Obesity may keep some women from getting screened for cancers

A review of cancer screening studies shows that white women who are obese are less likely than healthy weight women to get the recommended screenings for breast and cervical cancer, according to researchers at the University of North Carolina at Chapel Hill's School of Public Health.

The trend was not seen as consistently among black women; however there were fewer high quality studies that examined black women separately.

“Obesity is increasing, and so is the evidence that obesity increases the risk of certain cancers like colorectal cancer and post-menopausal breast cancer,” said Sarah S. Cohen, lead author of the article published online today by the American Cancer Society. “It's a disturbing trend, then, to see that women who are at increased risk of cancer because of their body size are less likely to be receiving screening tests that can detect cancer early, when it is treatable.”

Cohen and her colleagues from the UNC School of Public Health's epidemiology department and the UNC Lineberger Comprehensive Cancer Center reviewed 32 relevant published studies on breast, cervical and colorectal cancers that considered associations between obesity and screening tests recommended for women in the United States.

The most consistent associations reported across all the studies were for cervical cancer screenings, with fewer women getting the recommended screening test (Papanicolaou – or Pap – tests) as body mass index increased. The studies showed a stronger trend among white women than black women.

The studies also showed lower rates of mammograms – which screen for breast cancer – among obese white women compared to healthy weight women. Again, this trend was not observed in black women. Body size was not consistently related to screening for colorectal cancer among any groups of women in the studies that were reviewed.
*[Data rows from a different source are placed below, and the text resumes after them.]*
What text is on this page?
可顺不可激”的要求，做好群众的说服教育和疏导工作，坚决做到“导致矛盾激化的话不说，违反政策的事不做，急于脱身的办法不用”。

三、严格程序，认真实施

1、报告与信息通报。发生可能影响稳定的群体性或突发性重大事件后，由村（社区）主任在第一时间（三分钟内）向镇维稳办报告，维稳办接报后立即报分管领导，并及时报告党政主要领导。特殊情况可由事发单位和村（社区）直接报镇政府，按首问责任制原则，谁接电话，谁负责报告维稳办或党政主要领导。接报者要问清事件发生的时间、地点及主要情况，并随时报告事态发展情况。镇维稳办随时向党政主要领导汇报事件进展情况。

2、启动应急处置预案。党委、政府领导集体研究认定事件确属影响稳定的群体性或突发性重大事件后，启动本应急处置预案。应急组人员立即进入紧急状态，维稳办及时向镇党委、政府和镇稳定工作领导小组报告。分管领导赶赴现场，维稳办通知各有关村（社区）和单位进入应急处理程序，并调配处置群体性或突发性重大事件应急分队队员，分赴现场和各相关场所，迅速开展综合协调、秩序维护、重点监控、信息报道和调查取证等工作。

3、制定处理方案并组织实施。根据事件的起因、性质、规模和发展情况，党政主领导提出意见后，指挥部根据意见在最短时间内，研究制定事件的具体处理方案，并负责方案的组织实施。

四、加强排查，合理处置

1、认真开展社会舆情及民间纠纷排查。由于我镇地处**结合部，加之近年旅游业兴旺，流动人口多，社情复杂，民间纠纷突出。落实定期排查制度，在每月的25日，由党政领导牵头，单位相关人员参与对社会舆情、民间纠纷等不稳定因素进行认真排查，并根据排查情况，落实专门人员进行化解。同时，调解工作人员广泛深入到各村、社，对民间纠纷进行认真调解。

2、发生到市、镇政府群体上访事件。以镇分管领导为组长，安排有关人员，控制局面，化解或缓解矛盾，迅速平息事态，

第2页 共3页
Breast, cervical and colorectal cancers accounted for 326,290 new cancers cases and 69,850 cancers deaths in 2007 among women in the U.S., according to the American Cancer Society. The percentage of American women who are overweight or obese has been increasing steadily in recent decades. Between 1976 and 2004, the percentage of overweight women rose from 39 percent to 57 percent in white women, and from 63 percent to 80 percent among black women. According to a study published in the New England Journal of Medicine in 2003, 20 percent of cancer deaths in the U.S. in 2000 were attributable to obesity.

“Our review doesn't tell us why larger women are not getting screened as frequently for these cancers,” Cohen said. “It only reveals the trend. We think this pattern should be studied more thoroughly. And in the meantime, some additional effort should be made to reach women at increased risk of cancer because of their body size and encourage them to get screenings that could save their lives.”